Listed below are places nearby, many on the picturesque Normandy coast, that you might also like to consider visiting while you are on the Cotentin peninsula, north western France.
Places nearby on the Cotentin Peninsula
Other houses and gardens
Other houses and gardens nearby are:
The botanical garden of the Chateau de Vauville (site in French), Vauville (about 20 mins. by car from the Chateau of Nacqueville).
Quite close to Vauville is the House of Jacques Prévert (in French) and the Garden of Jacques Prévert, a celebrated french playwright and poet of the last century. The house and garden are at Omonville-la-Petite, Cap de La Hague, (about 20 mins. by car).
Links are to sites in English, where available.
The Manoir of Dur Ecu (in French) lies just outside Urville-Nacqueville (about 5 mins. by car from the Chateau of Nacqueville).
The Chateau des Ravalet and its park is at Tourlaville, on the eastern side of Cherbourg.
There are a number of other botanical and other gardens in Cherbourg.
Other places nearby
Vauville, a small picturesque village, with stone foot bridges over the streams running through it.
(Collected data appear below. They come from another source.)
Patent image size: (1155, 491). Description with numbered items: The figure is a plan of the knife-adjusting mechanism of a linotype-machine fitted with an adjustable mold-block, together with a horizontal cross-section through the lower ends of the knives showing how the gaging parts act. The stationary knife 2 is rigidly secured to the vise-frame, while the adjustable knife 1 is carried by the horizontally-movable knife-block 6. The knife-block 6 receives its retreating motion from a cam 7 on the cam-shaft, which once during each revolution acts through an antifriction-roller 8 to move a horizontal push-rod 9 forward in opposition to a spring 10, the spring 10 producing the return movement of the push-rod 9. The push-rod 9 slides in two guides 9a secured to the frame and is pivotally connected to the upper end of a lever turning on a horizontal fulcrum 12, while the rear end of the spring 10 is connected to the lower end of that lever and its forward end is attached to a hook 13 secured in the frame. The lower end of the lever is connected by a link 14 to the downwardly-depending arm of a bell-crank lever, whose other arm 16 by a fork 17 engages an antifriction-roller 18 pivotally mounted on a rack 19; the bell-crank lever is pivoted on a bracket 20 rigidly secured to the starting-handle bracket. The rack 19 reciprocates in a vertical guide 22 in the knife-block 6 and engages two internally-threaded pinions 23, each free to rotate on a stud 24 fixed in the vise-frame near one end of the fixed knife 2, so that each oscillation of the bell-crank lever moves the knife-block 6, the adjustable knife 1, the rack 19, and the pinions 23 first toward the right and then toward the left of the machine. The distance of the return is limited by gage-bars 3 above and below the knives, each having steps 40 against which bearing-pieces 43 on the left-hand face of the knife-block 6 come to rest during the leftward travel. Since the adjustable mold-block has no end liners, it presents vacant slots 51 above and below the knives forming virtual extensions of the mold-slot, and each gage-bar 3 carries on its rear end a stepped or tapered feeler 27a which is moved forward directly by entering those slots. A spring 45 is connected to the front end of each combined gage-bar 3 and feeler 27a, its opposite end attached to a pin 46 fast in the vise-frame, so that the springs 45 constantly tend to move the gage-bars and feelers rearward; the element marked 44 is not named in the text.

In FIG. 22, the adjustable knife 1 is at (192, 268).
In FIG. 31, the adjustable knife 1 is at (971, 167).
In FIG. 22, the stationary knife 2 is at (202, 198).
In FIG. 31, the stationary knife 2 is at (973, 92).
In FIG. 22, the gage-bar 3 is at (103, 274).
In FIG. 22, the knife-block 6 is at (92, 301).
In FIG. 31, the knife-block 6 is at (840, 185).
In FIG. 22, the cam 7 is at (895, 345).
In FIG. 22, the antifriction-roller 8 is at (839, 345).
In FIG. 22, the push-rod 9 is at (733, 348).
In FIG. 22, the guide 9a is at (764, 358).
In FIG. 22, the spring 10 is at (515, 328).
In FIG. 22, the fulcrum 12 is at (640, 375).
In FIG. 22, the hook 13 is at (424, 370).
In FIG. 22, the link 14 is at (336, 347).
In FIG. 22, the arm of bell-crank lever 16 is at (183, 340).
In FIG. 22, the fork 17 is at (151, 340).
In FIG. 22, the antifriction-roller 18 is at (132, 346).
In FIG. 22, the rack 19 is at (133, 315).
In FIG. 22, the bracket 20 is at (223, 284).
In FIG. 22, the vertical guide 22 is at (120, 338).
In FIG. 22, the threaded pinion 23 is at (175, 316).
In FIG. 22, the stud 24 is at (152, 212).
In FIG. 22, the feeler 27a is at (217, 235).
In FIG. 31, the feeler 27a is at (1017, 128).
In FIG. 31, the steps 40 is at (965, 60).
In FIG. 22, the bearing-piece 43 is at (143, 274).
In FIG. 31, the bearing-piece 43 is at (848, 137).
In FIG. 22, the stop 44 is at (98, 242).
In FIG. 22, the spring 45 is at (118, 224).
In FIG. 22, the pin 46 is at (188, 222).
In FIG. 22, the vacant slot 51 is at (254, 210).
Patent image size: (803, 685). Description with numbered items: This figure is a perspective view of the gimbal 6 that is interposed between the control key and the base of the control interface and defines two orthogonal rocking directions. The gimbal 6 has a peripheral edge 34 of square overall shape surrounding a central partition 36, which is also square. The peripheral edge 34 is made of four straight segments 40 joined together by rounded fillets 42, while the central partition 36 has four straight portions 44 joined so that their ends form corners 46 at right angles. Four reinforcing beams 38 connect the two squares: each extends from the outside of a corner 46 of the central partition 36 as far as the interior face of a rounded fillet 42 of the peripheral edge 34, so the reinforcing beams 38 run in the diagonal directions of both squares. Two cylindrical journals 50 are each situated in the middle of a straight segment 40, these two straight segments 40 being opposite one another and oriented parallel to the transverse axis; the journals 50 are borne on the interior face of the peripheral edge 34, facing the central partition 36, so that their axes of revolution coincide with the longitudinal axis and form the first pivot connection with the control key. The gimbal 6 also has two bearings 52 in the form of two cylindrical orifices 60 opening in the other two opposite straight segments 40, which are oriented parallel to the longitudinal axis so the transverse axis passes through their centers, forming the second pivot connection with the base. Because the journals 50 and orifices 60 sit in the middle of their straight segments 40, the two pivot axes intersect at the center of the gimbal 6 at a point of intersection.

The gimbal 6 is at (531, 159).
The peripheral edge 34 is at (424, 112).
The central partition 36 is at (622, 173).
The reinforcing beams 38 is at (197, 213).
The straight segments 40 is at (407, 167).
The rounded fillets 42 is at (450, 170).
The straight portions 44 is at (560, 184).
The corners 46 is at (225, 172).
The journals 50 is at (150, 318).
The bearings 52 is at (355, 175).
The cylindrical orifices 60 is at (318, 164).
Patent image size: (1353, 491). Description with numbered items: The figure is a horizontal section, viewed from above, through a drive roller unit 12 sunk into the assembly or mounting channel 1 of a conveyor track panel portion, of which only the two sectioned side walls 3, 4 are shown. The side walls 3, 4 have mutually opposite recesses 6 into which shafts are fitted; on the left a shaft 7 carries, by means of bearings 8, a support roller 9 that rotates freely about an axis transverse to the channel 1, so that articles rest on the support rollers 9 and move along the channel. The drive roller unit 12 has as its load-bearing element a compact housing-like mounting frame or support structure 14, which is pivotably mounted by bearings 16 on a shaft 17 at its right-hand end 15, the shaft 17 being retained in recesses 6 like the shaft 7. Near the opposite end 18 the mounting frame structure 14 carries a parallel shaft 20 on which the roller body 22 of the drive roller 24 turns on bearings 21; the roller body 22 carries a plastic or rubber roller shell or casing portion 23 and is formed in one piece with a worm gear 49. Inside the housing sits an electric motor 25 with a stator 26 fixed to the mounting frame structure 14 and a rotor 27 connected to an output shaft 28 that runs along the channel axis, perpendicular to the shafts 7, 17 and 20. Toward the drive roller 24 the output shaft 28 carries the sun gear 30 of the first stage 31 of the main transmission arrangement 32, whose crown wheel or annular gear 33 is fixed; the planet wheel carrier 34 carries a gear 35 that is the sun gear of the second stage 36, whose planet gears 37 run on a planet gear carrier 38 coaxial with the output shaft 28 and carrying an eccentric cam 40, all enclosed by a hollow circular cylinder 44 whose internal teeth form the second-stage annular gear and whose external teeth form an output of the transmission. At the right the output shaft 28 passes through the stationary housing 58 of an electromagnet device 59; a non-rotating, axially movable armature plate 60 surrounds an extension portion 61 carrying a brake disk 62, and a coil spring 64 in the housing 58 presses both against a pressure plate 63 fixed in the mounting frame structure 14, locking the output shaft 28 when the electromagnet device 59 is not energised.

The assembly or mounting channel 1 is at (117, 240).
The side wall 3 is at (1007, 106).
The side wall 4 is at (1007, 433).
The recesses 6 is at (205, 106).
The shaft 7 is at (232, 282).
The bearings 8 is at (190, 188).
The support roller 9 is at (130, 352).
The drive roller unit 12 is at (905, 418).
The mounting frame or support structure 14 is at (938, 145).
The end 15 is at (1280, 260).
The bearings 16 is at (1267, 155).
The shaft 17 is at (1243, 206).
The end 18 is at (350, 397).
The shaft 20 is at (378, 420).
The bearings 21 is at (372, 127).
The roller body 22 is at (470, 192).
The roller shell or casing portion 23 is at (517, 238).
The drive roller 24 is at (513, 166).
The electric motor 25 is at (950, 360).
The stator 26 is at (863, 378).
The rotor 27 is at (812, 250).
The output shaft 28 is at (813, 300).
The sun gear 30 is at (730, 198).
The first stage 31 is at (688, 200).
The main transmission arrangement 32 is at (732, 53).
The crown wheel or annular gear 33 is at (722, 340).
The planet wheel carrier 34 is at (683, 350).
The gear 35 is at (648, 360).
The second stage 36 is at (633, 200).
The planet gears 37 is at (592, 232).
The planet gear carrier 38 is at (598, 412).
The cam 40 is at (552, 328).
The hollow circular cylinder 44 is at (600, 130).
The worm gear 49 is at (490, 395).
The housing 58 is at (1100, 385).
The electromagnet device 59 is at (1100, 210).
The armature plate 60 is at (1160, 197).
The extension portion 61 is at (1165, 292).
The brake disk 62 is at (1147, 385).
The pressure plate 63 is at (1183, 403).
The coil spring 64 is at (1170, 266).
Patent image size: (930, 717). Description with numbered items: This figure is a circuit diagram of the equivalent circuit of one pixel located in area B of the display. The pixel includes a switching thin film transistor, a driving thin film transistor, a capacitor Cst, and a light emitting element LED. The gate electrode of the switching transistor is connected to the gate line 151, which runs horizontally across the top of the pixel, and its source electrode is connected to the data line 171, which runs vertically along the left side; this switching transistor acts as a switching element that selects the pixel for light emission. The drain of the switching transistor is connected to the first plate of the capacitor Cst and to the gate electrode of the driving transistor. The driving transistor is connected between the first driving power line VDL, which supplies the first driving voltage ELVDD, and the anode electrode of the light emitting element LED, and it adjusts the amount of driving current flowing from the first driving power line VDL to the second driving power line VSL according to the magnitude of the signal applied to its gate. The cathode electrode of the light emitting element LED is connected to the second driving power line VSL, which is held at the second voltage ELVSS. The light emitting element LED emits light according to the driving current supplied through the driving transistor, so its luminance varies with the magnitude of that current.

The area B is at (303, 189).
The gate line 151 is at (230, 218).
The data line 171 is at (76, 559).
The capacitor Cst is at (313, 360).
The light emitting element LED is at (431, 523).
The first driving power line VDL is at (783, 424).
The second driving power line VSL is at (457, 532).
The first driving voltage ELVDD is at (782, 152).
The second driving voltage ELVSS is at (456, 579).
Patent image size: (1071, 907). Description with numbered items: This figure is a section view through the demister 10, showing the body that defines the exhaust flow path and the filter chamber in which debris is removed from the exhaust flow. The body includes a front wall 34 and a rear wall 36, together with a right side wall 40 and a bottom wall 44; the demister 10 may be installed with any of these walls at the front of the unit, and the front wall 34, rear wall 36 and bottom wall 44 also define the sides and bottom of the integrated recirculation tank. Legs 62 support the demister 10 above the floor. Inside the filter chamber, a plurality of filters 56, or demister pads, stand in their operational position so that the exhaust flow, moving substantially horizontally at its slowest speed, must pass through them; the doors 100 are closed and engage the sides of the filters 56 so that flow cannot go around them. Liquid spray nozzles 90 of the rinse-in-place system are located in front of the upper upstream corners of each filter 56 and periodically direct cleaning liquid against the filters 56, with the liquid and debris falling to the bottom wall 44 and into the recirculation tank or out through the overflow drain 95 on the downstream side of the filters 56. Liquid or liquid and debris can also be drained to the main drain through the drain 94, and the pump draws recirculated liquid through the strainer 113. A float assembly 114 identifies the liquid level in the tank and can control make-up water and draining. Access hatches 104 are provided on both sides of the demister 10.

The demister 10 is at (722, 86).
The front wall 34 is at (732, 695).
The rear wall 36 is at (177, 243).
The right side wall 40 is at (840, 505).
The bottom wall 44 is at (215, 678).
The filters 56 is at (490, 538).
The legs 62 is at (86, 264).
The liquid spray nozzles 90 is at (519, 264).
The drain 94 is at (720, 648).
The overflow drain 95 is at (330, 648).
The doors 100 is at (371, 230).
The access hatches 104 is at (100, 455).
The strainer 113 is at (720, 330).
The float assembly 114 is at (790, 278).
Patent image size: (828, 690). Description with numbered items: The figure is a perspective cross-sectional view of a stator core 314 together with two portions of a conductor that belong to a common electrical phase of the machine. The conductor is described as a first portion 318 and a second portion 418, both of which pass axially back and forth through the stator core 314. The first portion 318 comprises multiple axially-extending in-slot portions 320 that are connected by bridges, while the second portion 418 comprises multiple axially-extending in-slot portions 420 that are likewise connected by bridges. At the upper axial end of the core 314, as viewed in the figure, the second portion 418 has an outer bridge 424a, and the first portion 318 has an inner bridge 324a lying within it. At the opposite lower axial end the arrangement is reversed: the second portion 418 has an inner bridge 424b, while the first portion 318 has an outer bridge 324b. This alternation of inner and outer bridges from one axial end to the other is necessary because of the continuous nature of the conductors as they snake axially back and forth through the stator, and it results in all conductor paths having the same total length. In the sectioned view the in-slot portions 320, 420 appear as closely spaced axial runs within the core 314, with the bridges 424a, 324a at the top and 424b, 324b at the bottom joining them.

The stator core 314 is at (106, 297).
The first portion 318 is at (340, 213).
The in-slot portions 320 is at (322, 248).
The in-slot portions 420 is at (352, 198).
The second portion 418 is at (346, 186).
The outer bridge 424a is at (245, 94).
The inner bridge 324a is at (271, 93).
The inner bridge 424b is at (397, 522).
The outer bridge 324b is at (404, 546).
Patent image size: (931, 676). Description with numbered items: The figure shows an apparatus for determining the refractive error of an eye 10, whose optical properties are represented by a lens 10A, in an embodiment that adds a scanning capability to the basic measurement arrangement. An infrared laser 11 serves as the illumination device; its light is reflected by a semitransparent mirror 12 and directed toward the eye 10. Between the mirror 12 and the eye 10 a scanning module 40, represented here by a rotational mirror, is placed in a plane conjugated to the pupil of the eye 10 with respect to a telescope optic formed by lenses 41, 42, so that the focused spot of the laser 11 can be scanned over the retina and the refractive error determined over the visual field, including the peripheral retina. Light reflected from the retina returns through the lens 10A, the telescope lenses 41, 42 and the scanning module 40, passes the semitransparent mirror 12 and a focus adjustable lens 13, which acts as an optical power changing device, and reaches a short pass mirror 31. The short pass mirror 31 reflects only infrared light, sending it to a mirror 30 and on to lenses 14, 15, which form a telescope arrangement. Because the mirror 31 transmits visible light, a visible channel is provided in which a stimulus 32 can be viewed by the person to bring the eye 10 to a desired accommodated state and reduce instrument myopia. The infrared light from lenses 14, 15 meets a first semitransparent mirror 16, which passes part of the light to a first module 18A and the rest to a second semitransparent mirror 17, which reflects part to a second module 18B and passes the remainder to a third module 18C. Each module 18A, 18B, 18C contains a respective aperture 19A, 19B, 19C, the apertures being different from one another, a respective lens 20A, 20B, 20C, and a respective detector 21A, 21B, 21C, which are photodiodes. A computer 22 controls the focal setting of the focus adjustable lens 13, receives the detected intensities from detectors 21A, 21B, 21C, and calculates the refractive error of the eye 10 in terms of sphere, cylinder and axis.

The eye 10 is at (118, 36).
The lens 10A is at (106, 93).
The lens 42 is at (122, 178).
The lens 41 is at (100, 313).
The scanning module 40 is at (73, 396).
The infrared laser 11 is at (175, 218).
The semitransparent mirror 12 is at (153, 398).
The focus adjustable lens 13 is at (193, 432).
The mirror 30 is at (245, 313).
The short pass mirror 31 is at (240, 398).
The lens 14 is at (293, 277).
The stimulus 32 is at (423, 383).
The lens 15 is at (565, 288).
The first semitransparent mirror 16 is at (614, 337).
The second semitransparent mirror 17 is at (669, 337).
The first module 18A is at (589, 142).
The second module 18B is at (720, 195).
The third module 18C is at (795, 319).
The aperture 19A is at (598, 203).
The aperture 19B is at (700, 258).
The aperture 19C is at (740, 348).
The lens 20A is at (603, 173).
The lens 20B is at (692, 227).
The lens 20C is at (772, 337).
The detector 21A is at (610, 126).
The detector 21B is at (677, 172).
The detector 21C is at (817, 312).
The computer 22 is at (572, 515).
A small nature reserve (in French) can be found nearby, with views over to the Channel Islands. A cafe-restaurant lies in the centre of the village - see below.
Cap de La Hague, the top left corner of the Cotentin peninsula (30 minutes from the Château and Park of Nacqueville) has many scenic coastal areas and paths (see Alternative activities, below).
Voted the Second Merveille de La Manche and classed as an Historic Monument, the massive Vauban fort on the island of Tatihou defended the port of St. Vaast-la-Hougue from 1694. It is reached by amphibious vehicle.
Just to the north is the pretty fishing port of Barfleur (in French), overseen 2 kms. to the north by one of the highest lighthouses in the world at the Pointe de Barfleur.
The region's capital in the Middle Ages was Bricquebec (in French) which lies in the centre of the Cotentin.
Places further away
An outpost of the UK, though each is largely self-governing, the Channel Islands lie just off the French coast to the west and can be reached by Manches Iles Express (from Diélette, Barneville-Carteret or Granville) or by Condor Ferries' fast ferry service (from St. Malo, about 30 mins. to Jersey). Flights from France operate from Dinard, near St. Malo.
Utah beach, one of the principal D-day landing beaches, and its museum can be found in the south-eastern corner of the peninsula, about 40 minutes drive away. Omaha, Gold and Juno beaches, which stretch eastwards towards le Havre along the north-facing Normandy coast, were the other springboards for the counter-offensive that led to the end of the Second World War in Europe.
The history and background of Mont St. Michel, a Benedictine Abbey, is described on this religious site as "unquestionably the finest example both of French medieval architecture and of a fortified abbey". The spectacular monastery on its rocky mount 1 mile from the shore has an informative page on the Normandy tourist office website (with an aerial video tour).
The invasion of England by William the Conqueror in 1066 is depicted on the 70 metre long Bayeux tapestry, a description of which can be found here. On the site, links take you to views of the tapestry.
For a break from seeing houses, gardens, churches, etc., here are a few alternative activities:
Many stunning sea views and interesting sea-shore walks can be found at Cap de la Hague. The map also traces the coastal path known as "Sentier des Douaniers" (Path of the Customs Officers) around the spectacular rocky headland with its sandy coves.
Cherbourg boasts the largest man-made harbour in the world. The massive breakwater was started in 1776. Florence's ancestors, Hildevert Hersent and his sons contributed to its development between 1908 and 1923 building additional breakwaters, a dry dock and a pier in the inner harbour.
For an indoor activity, why not visit the old transatlantic liner terminal which now houses the Cité de la Mer. The exhibition boasts a submarine, and explores man's activities in the oceans.
Places to eat
In France there are always many excellent places to eat or to buy food, but they can be hidden away.
We enjoyed a meal at
La Renardière, Vauville (see Other places nearby, above). Open year round for lunch during the week, it can be busy. During the summer months, it is also open on weekends.
One sunday, having got to La Renardière too late, we found this local shop just before it, too, closed for lunch:
The boulangerie in Urville-Nacqueville, on the D45 near the pretty central "place". It has a mouth-watering selection of boulangerie and patisserie (as, admittedly, do many other similar shops).